It made him mad all the way to the bone. “Don't bother to thank me, Susanna,” he said. “All I did was pay way too much for a bunch of broomtails so we could get your cattle branded.”

“All you did was overturn a decision I had already made—without so much as a glance at me for my opinion—so that you can get on the trail of your stolen horse. Forget thanks from me.”

She sat frozen in her saddle, glaring at him with eyes big as saucers, looking shocked as if he'd slapped her face.

He didn't know a woman could be this unreasonable. He didn't know he could get as furious as he was this minute.

“All I did was rescue you from the clutches of a nasty old man.”

“All you did was make me a dangerous enemy,” she retorted. “He'll still be here when I come back to Brushy Creek without you.”

A small shard of concern stabbed through his fury.

He rode his horse closer.

“You should've had more sense than to have any dealings with him at all. He's a snake.”

“I can handle him,” she said.

“Then why're you worried about coming back here without me?”

“I'm not.”

Her voice was full of bravado and it didn't tremble but her lips did. They were full and luscious and inviting and he ought to kiss them.

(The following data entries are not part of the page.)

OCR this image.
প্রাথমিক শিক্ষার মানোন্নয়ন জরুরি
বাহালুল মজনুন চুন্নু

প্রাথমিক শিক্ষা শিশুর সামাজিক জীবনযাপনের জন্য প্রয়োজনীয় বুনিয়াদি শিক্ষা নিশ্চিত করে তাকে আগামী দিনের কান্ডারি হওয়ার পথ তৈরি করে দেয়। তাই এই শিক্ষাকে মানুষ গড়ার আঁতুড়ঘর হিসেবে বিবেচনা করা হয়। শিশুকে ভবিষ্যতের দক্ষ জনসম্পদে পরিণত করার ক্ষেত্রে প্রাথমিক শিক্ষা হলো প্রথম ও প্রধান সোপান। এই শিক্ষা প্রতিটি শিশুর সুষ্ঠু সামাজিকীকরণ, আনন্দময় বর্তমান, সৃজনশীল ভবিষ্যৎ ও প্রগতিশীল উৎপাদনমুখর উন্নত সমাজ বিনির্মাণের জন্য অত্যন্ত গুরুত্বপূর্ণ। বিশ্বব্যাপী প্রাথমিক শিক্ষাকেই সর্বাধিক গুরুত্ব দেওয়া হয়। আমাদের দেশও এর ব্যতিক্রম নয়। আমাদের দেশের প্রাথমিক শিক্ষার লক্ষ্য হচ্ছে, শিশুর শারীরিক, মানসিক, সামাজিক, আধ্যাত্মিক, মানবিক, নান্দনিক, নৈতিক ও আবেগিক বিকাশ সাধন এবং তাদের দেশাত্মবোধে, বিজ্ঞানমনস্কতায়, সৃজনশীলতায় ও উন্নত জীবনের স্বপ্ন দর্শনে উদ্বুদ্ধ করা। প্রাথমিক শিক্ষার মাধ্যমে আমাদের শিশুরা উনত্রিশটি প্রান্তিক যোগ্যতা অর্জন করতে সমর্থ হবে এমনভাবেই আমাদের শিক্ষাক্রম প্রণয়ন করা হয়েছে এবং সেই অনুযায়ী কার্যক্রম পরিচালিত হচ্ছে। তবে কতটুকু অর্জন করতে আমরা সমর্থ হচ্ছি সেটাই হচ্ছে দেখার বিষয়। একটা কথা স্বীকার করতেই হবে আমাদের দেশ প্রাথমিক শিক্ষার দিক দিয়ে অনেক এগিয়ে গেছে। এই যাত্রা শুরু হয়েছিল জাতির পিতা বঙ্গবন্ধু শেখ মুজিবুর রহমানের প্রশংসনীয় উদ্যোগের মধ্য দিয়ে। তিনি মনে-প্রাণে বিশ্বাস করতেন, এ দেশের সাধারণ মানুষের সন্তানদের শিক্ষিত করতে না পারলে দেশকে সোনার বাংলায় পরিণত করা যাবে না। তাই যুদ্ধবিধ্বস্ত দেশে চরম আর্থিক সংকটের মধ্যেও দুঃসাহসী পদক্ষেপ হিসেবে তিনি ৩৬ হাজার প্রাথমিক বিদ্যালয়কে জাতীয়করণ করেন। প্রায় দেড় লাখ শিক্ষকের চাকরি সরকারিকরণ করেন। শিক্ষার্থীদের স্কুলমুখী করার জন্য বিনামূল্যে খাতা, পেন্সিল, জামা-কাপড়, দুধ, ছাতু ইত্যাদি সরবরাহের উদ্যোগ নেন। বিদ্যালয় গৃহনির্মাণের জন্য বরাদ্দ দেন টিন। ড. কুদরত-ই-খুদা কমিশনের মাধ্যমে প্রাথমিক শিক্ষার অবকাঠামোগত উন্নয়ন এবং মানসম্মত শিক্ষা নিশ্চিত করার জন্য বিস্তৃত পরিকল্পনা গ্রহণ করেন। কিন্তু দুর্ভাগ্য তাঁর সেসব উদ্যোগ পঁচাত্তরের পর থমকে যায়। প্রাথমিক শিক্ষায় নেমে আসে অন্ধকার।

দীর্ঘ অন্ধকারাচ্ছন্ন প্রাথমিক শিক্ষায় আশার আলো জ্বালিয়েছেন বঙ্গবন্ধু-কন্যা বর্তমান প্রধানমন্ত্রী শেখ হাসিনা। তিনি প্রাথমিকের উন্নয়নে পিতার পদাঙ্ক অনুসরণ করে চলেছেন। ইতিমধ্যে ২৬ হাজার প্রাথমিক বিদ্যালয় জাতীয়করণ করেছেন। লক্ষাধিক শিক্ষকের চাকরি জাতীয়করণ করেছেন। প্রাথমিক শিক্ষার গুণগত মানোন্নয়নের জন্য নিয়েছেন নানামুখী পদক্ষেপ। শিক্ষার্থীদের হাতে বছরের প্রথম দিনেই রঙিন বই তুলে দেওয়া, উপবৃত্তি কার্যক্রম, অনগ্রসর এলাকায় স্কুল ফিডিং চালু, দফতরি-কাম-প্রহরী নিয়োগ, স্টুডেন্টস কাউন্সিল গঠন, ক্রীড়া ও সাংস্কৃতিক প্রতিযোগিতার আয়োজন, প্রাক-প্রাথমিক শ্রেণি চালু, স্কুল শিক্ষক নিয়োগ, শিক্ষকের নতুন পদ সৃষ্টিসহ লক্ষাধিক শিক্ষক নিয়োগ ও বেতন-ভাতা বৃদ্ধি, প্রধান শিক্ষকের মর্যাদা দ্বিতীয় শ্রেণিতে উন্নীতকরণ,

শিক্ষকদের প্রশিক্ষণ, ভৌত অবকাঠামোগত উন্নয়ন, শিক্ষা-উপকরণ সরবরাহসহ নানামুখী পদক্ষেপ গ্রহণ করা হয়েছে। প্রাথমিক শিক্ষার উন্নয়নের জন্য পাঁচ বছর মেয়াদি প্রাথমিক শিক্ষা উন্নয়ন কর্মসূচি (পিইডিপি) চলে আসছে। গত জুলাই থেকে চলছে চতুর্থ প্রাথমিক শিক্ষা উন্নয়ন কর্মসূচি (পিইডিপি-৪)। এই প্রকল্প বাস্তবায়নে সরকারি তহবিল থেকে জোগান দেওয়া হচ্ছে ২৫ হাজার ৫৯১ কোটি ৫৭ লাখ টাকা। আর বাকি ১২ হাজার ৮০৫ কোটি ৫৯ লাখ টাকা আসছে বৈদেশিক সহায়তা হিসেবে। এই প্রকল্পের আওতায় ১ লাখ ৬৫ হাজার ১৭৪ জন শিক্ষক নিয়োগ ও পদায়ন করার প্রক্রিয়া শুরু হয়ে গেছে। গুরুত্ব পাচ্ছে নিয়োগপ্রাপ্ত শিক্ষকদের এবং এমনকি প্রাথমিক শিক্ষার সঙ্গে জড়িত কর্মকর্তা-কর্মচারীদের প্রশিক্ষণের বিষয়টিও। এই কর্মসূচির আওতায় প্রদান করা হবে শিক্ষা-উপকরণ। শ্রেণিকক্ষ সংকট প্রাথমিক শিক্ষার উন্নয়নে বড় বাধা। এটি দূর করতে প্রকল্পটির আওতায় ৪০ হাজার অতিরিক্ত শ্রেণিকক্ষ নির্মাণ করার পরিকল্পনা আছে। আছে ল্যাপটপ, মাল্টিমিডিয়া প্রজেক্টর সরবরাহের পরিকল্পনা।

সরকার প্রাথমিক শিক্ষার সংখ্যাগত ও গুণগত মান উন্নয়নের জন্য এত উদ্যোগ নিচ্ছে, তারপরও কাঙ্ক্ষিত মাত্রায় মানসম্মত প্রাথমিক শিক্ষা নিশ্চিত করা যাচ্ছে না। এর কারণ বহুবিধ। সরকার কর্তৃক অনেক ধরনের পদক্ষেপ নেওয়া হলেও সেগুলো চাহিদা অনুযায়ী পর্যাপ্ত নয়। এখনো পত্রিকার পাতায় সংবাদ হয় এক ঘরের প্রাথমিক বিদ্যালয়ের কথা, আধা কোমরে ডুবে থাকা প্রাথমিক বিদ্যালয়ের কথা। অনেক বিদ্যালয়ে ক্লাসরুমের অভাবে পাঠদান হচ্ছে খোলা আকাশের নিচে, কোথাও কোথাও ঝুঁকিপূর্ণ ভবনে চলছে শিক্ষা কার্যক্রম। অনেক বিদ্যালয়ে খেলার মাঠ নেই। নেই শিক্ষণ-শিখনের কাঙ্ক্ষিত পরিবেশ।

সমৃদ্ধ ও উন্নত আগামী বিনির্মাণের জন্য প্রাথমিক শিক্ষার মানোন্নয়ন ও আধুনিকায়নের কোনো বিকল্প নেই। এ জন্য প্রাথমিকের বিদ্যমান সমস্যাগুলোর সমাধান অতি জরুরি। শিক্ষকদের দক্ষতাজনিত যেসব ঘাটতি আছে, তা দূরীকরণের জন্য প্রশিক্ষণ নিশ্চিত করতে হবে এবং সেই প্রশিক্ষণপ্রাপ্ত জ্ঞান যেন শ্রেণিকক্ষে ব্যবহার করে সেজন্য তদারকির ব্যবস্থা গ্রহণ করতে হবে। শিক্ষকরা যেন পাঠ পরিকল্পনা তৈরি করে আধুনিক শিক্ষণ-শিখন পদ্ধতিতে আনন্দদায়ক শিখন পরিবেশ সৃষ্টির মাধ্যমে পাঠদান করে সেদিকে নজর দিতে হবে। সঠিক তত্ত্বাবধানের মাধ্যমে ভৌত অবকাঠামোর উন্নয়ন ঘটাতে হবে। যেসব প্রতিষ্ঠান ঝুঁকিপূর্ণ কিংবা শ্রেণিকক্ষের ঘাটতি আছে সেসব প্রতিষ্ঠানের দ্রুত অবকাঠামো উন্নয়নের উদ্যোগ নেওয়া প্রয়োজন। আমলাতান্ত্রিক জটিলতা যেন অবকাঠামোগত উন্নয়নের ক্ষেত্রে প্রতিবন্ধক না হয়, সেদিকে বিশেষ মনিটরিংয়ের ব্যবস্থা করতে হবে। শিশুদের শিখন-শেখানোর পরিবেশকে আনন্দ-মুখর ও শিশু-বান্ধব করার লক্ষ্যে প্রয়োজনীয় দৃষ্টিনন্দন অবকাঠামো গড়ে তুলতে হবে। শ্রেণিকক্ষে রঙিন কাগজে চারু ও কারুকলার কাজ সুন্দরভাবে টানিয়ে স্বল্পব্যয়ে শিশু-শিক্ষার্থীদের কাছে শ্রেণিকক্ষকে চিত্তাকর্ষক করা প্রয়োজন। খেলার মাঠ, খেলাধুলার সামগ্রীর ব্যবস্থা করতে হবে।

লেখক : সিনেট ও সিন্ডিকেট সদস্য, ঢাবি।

To shut her up. Only that.

“This is going nowhere with you starting to contradict yourself,” he said. “What you need to be doing, Susanna, is building a fire and digging an oven in the ground. That bunch out there working your cattle will be hungry in just a little while.”

He turned his back on her and galloped away, sending his horse toward the herd.

To get started counting the cattle. Only that.

There'd never been any danger that he might kiss her.

Because now things were different. In Salado, he'd thought a short dalliance might be entertaining but he would never consider it now. It would only confuse an already tangled situation.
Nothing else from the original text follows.